Evaluation Code for: "Hiding the Access Pattern is Not Enough: Exploiting Search Pattern Leakage in Searchable Encryption"

This repository contains the code that we used to generate the results in the paper:

S. Oya, F. Kerschbaum, "Hiding the Access Pattern is Not Enough: Exploiting Search Pattern Leakage in Searchable Encryption" (USENIX 2021)

This document explains the basic structure of our code and the steps that need to be followed to reproduce our results. If you have any questions about the code, you can email Simon Oya (simon.oya@uwaterloo.ca)

Each realization of our experiments is initialized with a seed (from 0 to 29) so that running this code should generate exactly the plots in our paper (except for the running times).

TODO list:

Document functions and classes, fix current docstrings

Note that the original code evaluated other attack variations, query distributions, and theoretical defenses. Many design decisions that were taken in the initial design of the code are suboptimal in this version.

Summary of files

Our code consists of two main entities: a results manager, that stores experiment information and results, and the experiment runner, that produces the results. Our basic workflow consists of

adding experiments to the manager
telling the manager to generate todo files with the experiment information
run the experiments specified in the todo files
load the results with the manager

The basic files in our code are:

manager_df.py: implements the ManagerDf class that stores the parameters of each experiment (each experiment is a pandas DataFrame row) and the experiment results (the results of each experiment are stored in an independent DataFrame).
add_experiments_to_manager.py: loads the manager with the experiments that we run in the paper.
experiment.py: provides the function run_single_experiment that runs an experiment and saves the results in a pickle file.
attacks.py: implements the different attacks we evaluate in our paper. Each attack is an instantation of an Attack class (this object-oriented approach made sense in early stages of our research, where we could run many attacks on the same class instance to save computational time. In the current approach, run_single_experiment only runs a single attack per run, so the object-oriented approach feels a bit weird).
defenses.py: implements the defenses we consider in the paper. The only goal of this class is to generate the adversary observations given the sequence of real keywords.
utils.py: provides access to different functions that we use in the code (e.g., to print matrices, write the configuration file of the graphm attack, or compute probabilities of observed query volumes given auxiliary information).
run_pending_experiments.py: reads todo_X.pkl files and runs the experiments. It runs many instances of the run_single_experiment function from experiments.py in parallel within each experiment, with a different seed each time. Different experiments are run sequentially.

The manager:

The ManagerDf class has two attributes: self.experiments and self.results.

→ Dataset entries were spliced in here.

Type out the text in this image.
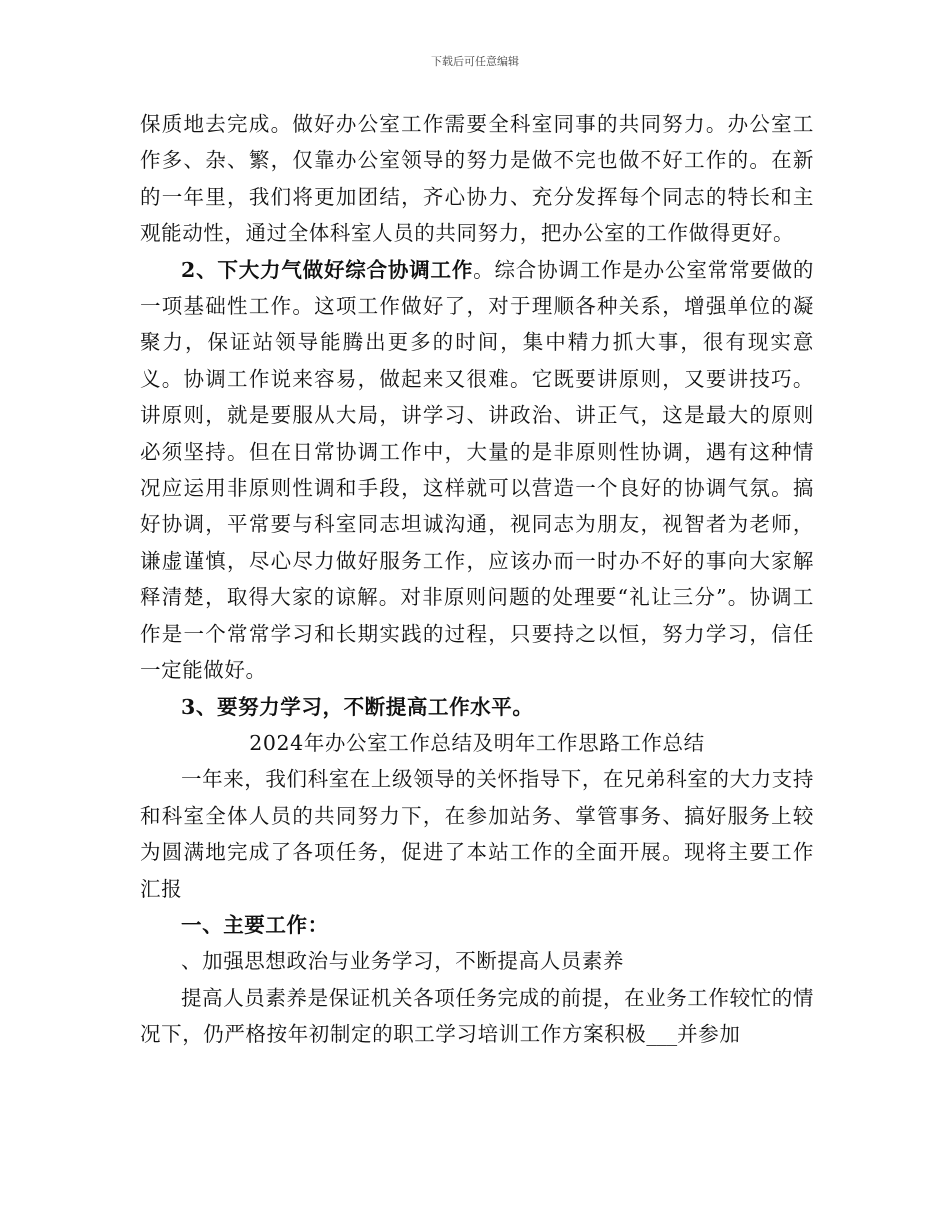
下载后可任意编辑

保质地去完成。做好办公室工作需要全科室同事的共同努力。办公室工作多、杂、繁，仅靠办公室领导的努力是做不完也做不好工作的。在新的一年里，我们将更加团结，齐心协力、充分发挥每个同志的特长和主观能动性，通过全体科室人员的共同努力，把办公室的工作做得更好。

2、下大力气做好综合协调工作。综合协调工作是办公室常常要做的一项基础性工作。这项工作做好了，对于理顺各种关系，增强单位的凝聚力，保证站领导能腾出更多的时间，集中精力抓大事，很有现实意义。协调工作说来容易，做起来又很难。它既要讲原则，又要讲技巧。讲原则，就是要服从大局，讲学习、讲政治、讲正气，这是最大的原则必须坚持。但在日常协调工作中，大量的是非原则性协调，遇有这种情况应运用非原则性调和手段，这样就可以营造一个良好的协调气氛。搞好协调，平常要与科室同志坦诚沟通，视同志为朋友，视智者为老师，谦虚谨慎，尽心尽力做好服务工作，应该办而一时办不好的事向大家解释清楚，取得大家的谅解。对非原则问题的处理要“礼让三分”。协调工作是一个常常学习和长期实践的过程，只要持之以恒，努力学习，信任一定能做好。

3、要努力学习，不断提高工作水平。

2024年办公室工作总结及明年工作思路工作总结

一年来，我们科室在上级领导的关怀指导下，在兄弟科室的大力支持和科室全体人员的共同努力下，在参加站务、掌管事务、搞好服务上较为圆满地完成了各项任务，促进了本站工作的全面开展。现将主要工作汇报

一、主要工作：

、加强思想政治与业务学习，不断提高人员素养

提高人员素养是保证机关各项任务完成的前提，在业务工作较忙的情况下，仍严格按年初制定的职工学习培训工作方案积极___并参加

self.experiments is a pandas DataFrame (a table) where each column represents an experiment attribute, and each row is an experiment that we want to run. The columns are the following:
- 'dataset': dataset name, it can be 'enron_db', or 'lucene_db'.
- 'nkw': number of keywords to take.
- 'tt_mode': train/test separation mode. For the experiments in the paper, we use 'split_rand_past5-50'. This means that we split the dataset into training and testing sets, we select keywords randomly, the frequency information for the adversary has an offset of 5 weeks, and the observation time is 50 weeks.
- 'query_number_dist': for the experiments in the paper, we use poiss for Poisson query generation.
- 'query_params': tuple with query generation parameters. For poiss, this is just the average number of queries per week, e.g., (nqr_per_week,).
- 'def_name': for the paper, it can be 'none', 'clrz', 'ppyy', or 'sealvol'.
- 'def_params': tuple with the defense parameters. For the defenses above, the tuples are respectively (), (TPR, FPR), (epsilon,), (x,).
- 'att_alg'': algorithm used to solve the attack. For the paper, 'hung' (Hungarian algorithm), 'graphm' (graph matching) or 'unco' (unconstrained assignment, for the frequency attack by Liu et al.).
- 'att_name': name of the attack that we run. In the paper, we use a single attack per algorithm, but in previous versions of the code we had different variations of the attacks. For the paper, the attack names for the algorithms above are 'ccl', 'pw', and 'liu'.
- 'att_params': parameters of the attack. This is an empty tuple for 'liu', and otherwise it is the tuple (alpha, naive) where alpha is the alpha of the convex combination in the objective function of the attack, and naive is a boolean that is True when we want to evaluate the naive attack that is unaware of the defense, and False otherwise.
- 'target_runs': number of repetitions of a experiment that we want to run (30 in the paper).
- 'res_pointer': integer pointing at where the results of the experiment will be stored.
self.results is a dictionary that maps the previous res_pointer values to dataframes that store the results. These dataframes contain one row per run and have the columns:
- 'seed': random seed of this run, there cannot be repeated seeds.
- 'accuracy': query recovery accuracy of the attack.
- 'time_attack': time of running the attack (only solving the attack problem, not query generation, initialization, etc.)
- 'bw_overhead': bandwidth overhead of this run

Datasets:

The processed datasets are under the datasets_pro folder. Each dataset is a pickle file, that contains two variables: dataset, keyword_dict (for more information on how to load them, check load_pro_dataset in experiment.py).

dataset: is a list (dataset) of lists (documents). Each document is a list of the keywords (strings) associated to that document.
keyword_dict: is a dictionary whose keys are the keywords (strings). The values are dictionaries with two keys:

a) 'count', that maps to the number of times that keyword appears in the dataset (overall popularity, just used to select the 3000 most popular keywords) and

b) 'trend', that maps to a numpy array with the trends of this keyword (one value per week, 260 weeks computed from Google Trends).

Trace structure:

The real keywords of the user are generated in experiment.py using the generate_keyword_queries function. The trace is a list (trace) of lists (weekly queries). The weekly queries are lists of integers (an integer i represents the ith most popular keyword in the dataset). The defense receives this trace of real keywords and generates the observation trace.

When the defense name is 'none' or 'clrz', the observation trace is a list (trace) of lists (weekly observations) of lists (id's of the documents returned in this query). Our attack only uses the length of this final list (the response volume), but graphm uses the whole access pattern to compute co-occurrence information. (We implemented graphm against CLRZ as well, even though we do not show the results in the paper since this attack provides less accuracy than ours.)
When the defense name is 'ppyy' or 'sealvol', the observation trace is a list (trace) of lists (weekly observations) of tuples. The tuples are simply (tag_id, volume). The adversary uses these tuples to compute the observed frequency and volume information. We do not care about the access pattern structure, since our attack only uses the frequency and volume.

Quick instructions to generate the paper results

Make sure that you compile the graphm binary, more info here: http://projects.cbio.mines-paristech.fr/graphm/. The path to this binary should be assigned to the GRAPHM_PATH variable in attacks.py.